Margot a écrit le 15 avril 2008
Moi qui rêve de voyager, là, je pars pour un tour du monde en poèsie.
Merci
Emeline a écrit le 15 avril 2008
J'ai déjà fini le livre et j'ai beaucoup aimé. J'ai remarqué que vous aimiez bien les philosophes allemands (Nietzsche et Kant d'ailleurs j'ai lu le fondement de la métaphysique des moeurs autant dire que j'ai absolument rien compris) j'ai beucoup aimé la page 33 "Maltraiter un texte..."
J'ai aimé également cette prhrase " Laissez- nous réconciler romanesque et poétique, fictif et réel, réel et rêvé..."
Enfin il y a tellement de pages et phrases et mots que ça serait trop long à écrire...
valériane a écrit le 15 avril 2008
J'ai adoré, nous sommes pris dans le livre, on ne peut plus s'arrêter. J'ai beaucoup aimé le debut du livre et aussi la p33 "maltraiter un texte" et encore le dernier paragraphe de la p47 la phrase "je veux,je vais mourir pour renaitre" j'ai bien aimé aussi. En tous cas je peux conseiller à tout le monde ce livre meme aux personnes qui n'aiment pas trop lire !!!
paskalcarlier a écrit le 15 avril 2008
Bon voilà j'ai lu ton livre et je te donne mes impressions en temps réel.
Je suis en train de lire un livre de Stephen king quand je vais chercher le courrier. Une enveloppe m'attend, je l'ouvre, à l'interrieur un petit livre, "de terre et d'écume"... surprise ... il fait tout petit à côté des 900 pages du Stephen King... je ressent même à un moment un peu de déception... j'ouvre le livre et je commence à lire, y'a pas d'histoire ! je comprend rien ! c'est bizzarement écrit ! à la dizième page j'arrête et je reprend mon Stephen king...
L'heure du coucher arrive, je reprend le bouquin, je le recommence en entier et la je ne sais pas pourquoi, la magie s'opère... je me sens emporté dans un tourbillon de mots, de poésie. Parfois joyeux, parfois triste, je suis en route vers un tour du monde, un peu comme si je volais en tourbillonnant dans des paysage, des mots, du rêve, de la réalité, du beau, du moche, du gai, du triste, du merveilleux, de l'horreur... on ne sait plus qui est qui, qui écrit, qui est cri... tout n'est que poésie...

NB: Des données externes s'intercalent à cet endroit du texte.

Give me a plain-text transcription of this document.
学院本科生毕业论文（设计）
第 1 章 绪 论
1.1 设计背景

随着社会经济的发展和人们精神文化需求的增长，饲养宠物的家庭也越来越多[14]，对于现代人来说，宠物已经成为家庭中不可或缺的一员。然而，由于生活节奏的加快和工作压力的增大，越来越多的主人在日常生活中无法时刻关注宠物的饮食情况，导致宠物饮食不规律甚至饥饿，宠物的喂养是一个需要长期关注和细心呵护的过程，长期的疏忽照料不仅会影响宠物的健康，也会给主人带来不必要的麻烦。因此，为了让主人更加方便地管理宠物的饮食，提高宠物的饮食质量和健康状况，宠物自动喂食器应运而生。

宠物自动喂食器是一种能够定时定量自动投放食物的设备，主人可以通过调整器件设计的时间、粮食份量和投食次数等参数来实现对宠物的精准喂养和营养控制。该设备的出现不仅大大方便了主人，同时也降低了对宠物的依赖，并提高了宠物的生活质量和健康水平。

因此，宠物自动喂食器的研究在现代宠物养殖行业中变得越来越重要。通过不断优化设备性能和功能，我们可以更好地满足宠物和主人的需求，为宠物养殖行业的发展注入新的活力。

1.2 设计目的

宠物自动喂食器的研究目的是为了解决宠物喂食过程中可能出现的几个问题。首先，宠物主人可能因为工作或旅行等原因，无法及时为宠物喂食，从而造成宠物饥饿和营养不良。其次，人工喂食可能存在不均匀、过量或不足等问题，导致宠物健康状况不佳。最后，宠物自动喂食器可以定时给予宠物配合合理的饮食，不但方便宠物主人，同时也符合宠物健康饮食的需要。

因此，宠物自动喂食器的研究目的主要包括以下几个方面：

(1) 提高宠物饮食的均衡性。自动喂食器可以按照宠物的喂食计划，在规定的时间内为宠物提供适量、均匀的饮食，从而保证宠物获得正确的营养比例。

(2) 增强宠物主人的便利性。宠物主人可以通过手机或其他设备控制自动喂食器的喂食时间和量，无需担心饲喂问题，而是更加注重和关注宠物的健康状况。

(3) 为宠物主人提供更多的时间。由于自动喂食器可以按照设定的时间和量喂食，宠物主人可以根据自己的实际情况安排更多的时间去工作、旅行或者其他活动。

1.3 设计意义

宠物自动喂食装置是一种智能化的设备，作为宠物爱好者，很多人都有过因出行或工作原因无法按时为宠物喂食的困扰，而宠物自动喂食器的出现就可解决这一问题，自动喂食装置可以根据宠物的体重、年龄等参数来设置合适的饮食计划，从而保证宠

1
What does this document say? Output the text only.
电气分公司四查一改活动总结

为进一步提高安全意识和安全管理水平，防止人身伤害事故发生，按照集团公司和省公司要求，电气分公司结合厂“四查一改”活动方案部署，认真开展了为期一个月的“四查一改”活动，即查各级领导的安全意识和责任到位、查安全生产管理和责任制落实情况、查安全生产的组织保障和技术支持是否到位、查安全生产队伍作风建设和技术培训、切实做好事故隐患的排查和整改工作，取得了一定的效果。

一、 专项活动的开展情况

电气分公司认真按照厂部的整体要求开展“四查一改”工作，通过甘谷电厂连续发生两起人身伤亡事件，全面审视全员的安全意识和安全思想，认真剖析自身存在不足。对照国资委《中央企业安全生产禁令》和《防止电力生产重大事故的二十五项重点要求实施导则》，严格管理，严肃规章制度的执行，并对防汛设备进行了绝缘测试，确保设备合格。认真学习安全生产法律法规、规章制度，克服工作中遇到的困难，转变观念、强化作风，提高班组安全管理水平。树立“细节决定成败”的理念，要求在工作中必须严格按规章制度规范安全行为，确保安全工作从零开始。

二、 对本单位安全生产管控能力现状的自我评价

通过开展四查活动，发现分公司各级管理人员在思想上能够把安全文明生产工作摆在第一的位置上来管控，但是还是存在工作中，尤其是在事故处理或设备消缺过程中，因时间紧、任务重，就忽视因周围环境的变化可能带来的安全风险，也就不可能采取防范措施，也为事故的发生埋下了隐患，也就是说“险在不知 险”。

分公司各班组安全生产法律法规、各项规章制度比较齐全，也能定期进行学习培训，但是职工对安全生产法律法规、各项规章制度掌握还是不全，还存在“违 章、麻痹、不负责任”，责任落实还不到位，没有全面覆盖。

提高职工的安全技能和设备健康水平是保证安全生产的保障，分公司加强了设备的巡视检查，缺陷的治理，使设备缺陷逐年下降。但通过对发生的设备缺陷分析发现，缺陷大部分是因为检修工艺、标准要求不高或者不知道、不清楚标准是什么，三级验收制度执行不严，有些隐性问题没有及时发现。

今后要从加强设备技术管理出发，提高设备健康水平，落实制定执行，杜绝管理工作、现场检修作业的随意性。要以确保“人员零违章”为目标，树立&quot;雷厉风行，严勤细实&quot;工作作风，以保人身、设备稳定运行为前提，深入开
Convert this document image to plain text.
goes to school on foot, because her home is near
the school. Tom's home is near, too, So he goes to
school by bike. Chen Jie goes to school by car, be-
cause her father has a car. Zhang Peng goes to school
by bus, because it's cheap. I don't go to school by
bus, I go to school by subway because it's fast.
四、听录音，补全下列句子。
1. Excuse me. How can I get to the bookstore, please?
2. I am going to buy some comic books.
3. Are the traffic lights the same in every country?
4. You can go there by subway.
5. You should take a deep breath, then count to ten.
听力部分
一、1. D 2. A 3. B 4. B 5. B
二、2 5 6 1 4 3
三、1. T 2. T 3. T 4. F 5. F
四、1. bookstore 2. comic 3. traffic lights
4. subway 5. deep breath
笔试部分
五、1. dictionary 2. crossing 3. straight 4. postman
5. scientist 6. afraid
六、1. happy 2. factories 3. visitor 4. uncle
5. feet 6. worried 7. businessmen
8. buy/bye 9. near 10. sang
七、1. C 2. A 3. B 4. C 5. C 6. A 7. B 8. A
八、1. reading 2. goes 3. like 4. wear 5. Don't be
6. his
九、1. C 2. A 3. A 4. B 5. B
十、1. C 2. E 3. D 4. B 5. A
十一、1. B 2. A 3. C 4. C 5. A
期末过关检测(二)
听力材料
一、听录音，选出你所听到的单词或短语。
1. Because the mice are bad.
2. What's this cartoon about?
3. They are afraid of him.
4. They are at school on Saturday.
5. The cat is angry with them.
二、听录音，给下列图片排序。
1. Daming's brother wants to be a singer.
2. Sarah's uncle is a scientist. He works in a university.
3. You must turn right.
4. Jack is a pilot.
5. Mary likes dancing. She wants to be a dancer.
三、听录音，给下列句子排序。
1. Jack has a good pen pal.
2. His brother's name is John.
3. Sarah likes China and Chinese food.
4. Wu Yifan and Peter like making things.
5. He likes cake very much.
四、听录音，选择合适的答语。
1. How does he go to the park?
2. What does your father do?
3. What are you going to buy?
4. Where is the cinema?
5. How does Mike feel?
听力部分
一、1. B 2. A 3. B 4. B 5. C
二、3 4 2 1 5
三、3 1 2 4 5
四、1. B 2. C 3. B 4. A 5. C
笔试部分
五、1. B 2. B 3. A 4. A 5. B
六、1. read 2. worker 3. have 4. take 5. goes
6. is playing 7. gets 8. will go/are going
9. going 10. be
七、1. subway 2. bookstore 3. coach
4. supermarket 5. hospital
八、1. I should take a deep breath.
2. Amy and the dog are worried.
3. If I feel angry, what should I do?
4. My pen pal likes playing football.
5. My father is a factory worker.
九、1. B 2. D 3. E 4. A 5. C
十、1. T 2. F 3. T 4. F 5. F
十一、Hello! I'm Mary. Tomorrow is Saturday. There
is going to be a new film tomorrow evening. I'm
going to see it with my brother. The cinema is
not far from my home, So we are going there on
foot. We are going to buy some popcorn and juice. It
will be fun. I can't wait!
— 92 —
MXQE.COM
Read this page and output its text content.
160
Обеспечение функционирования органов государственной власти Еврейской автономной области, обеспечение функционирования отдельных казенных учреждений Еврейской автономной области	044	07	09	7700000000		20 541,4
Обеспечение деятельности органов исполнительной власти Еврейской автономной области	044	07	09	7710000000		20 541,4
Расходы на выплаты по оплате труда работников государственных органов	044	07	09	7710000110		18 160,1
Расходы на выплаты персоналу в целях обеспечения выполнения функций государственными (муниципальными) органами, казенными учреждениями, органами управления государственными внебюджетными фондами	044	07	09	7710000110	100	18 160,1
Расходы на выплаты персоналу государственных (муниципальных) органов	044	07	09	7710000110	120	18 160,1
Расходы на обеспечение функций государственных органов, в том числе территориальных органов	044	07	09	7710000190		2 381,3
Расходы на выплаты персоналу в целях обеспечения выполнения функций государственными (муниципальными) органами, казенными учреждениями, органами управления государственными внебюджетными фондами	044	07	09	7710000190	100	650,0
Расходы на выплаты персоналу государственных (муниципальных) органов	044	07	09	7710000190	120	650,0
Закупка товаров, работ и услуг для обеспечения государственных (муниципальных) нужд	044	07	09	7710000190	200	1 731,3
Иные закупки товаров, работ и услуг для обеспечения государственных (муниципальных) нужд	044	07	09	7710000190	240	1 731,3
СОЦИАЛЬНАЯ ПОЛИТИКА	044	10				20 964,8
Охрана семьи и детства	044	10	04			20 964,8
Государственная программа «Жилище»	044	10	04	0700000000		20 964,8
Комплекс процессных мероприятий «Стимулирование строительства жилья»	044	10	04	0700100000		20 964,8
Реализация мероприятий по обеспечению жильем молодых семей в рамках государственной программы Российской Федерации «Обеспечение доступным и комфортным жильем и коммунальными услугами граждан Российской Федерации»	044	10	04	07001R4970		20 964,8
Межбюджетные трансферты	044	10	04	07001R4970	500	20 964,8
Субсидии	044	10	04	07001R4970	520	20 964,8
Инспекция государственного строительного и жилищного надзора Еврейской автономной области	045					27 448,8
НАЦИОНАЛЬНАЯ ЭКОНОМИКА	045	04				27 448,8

voila! pour finir je n'ai juste qu'envie de te dire Merci! Merci pour ce voyage, Merci pour m'avoir fait connaitre un autre genre littéraire, merci pour cette histoire qui n'en ai pas une, merci pour ce voyage....
Né le 31 mars 1976, Pascal Truchet fait ses études de lettres modernes à Lyon, sa ville natale. Il y fait des lectures publiques autour de l'oeuvre de Claude Simon, Pablo Neruda, Federico Garcia Lorca et Walt Whitman. Il travaille sur l'oeuvre de Louis-René des Forêts et l'écriture fragmentaire. Il voyage et découvre New York, le Québec, la Roumanie, la Pologne, la Hongrie, l'Egypte, l'Italie, l'Espagne, l'Irlande... voyages qui nourrissent sa première publication, laquelle est un récit poétique intitulé "De Terres et d'Ecumes". Il enseigne désormais les lettres en Franche Comté, à Vesoul.